Third-party payers cover power seating functions and postural support components when the beneficiary demonstrates postural asymmetries, is unable to perform a functional weight shift and/or when it is necessary to manage increased tone or spasticity. For many with a permanent disability and complex medical needs, the fit and function of these components is critical to their ability to drive the power chair, operate the power seat functions, maintain appropriate contact with the postural support components and allow for respiration, digestion, bowel and bladder function and communication to be optimized. If the individual exhibits undesirable reflex activity, experiences pain, has visual disturbances or displays difficulty with respiration when looking up from a low seat height, it is important to document this as an adverse occurrence in a chair with a fixed seat height.
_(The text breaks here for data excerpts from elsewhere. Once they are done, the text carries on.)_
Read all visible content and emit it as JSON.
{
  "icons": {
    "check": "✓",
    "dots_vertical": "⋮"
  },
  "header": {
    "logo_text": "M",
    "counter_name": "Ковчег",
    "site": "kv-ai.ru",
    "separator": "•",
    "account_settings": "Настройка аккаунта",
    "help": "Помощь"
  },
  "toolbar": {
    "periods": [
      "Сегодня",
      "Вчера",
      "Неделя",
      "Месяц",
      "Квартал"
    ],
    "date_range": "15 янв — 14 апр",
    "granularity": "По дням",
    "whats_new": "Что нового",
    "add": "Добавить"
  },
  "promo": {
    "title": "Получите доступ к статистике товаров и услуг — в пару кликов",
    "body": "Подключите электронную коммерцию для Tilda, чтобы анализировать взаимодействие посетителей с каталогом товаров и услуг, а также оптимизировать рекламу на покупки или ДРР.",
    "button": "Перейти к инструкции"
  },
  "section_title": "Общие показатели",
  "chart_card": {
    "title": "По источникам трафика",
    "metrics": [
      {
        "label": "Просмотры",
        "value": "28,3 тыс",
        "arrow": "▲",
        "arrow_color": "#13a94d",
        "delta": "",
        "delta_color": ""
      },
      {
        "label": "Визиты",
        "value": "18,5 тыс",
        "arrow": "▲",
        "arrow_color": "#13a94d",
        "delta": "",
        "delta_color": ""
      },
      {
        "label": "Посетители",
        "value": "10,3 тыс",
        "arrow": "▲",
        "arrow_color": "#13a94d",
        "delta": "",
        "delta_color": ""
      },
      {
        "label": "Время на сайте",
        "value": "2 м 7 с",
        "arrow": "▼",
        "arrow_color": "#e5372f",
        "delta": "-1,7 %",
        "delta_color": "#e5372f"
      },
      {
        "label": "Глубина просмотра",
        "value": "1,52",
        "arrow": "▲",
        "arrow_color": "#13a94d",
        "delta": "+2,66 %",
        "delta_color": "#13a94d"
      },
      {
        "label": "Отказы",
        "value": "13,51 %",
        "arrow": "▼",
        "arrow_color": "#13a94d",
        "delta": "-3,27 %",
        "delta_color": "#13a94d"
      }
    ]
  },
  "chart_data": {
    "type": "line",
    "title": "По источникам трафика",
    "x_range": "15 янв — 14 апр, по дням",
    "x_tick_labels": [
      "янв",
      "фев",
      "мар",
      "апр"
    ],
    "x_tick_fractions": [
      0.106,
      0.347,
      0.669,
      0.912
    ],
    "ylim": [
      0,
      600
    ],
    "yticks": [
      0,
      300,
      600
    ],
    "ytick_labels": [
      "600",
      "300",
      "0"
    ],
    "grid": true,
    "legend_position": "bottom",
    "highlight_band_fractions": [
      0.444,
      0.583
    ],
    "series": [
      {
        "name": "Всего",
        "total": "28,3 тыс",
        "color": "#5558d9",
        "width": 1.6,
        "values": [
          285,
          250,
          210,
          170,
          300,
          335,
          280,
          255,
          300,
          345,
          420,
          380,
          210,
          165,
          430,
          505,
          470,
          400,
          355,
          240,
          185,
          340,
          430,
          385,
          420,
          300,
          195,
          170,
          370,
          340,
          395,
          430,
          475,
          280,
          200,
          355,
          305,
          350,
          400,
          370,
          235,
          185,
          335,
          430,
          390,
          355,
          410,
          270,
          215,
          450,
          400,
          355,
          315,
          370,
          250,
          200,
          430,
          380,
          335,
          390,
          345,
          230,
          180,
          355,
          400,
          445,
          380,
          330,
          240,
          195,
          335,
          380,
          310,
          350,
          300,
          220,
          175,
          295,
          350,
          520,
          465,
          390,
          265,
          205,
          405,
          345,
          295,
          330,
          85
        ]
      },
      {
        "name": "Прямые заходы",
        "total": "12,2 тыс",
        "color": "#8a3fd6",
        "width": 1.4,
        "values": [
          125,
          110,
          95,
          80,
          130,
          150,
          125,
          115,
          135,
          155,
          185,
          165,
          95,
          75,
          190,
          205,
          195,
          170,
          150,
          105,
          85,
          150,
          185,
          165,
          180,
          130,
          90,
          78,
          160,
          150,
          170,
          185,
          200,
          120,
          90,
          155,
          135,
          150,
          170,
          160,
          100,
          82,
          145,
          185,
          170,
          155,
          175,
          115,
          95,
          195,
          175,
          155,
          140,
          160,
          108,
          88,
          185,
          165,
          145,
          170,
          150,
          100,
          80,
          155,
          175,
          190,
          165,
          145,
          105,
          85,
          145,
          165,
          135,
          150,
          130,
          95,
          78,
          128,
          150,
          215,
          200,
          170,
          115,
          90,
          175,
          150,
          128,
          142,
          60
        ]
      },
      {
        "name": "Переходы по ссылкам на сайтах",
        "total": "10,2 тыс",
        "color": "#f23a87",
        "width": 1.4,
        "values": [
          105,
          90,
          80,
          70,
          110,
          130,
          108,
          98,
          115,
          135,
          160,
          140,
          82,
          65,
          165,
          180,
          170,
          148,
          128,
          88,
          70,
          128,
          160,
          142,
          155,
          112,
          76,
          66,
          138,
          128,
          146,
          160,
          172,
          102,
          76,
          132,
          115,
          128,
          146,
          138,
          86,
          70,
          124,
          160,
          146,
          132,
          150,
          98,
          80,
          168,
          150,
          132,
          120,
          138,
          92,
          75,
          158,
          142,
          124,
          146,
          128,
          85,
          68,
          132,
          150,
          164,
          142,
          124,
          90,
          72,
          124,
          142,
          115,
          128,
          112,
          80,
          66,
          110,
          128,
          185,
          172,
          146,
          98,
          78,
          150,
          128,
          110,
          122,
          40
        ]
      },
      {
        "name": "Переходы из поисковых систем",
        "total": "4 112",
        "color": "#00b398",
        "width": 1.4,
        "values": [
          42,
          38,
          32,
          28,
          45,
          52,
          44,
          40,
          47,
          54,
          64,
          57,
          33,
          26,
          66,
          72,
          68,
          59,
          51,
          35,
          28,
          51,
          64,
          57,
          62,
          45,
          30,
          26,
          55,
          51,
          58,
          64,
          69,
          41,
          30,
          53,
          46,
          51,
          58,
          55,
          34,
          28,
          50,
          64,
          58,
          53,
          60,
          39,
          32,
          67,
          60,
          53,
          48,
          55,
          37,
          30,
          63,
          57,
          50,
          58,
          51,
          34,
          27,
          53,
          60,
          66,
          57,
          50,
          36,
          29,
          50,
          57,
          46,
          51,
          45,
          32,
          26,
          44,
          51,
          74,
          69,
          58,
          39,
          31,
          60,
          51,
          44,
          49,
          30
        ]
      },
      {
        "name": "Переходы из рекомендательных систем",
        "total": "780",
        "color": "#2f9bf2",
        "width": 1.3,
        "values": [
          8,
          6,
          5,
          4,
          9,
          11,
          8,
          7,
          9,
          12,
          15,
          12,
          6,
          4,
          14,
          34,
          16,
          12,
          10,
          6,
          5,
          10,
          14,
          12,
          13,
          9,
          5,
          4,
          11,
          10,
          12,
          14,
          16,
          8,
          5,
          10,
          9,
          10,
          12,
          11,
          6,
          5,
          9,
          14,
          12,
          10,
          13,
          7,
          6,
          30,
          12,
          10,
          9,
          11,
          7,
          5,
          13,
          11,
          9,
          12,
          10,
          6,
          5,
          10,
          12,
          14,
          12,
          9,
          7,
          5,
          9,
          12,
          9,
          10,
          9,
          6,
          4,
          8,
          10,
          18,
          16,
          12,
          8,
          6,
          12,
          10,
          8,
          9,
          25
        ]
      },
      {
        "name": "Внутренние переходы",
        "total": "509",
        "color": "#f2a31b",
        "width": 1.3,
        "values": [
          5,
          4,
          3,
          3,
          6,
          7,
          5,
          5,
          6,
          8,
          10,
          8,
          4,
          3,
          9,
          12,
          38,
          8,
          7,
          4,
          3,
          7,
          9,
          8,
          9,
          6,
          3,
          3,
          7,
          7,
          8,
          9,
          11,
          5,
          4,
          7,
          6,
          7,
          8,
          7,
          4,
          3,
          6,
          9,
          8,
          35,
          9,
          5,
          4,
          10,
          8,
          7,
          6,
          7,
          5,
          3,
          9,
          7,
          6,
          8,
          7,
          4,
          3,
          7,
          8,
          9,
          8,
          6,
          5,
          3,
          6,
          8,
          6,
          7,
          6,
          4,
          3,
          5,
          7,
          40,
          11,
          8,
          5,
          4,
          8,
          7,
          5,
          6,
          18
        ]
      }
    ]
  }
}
In addition, if they have a non-reducible postural deformity such that they lose appropriate contact with their cushion, back and/or postural support components when attempting to look up and communicate their care needs to another, but do not display this when the seat is elevated, it is essential to document this information to establish the need for a PASH system.

Does consumer have difficulty seeing where they are going when moving through crowds or crossing streets from a low, fixed seat height?

Line of sight when operating a power chair is essential to execute good motor planning, judgment and coordination for the safe operation of the chair. It is important for the clinician and provider to determine whether any adverse observations are accurate or if they are occurring due to a poor line of sight caused by a low seat height.

With iLevel, the consumer can operate the chair on level ground at up to 3.5 mph (slightly faster than average walking speed) in the fully elevated position. This allows them to see and be seen as well as move at the same pace as those around them. It also provides an elevated line of sight so that a clear driving path can been observed and obstacles, hazards and other barriers to safe operation can be avoided.

The notion that third-party payers will not consider PASH system coverage is simply untrue. What they need in order to consider it is information with regard to what the beneficiary cannot do, or requires assistance to do in a low, static seat height as compared to what they can do, or will require less assistance to do at an adjusted seat height. After all, mobility is about medical necessity and quality of life.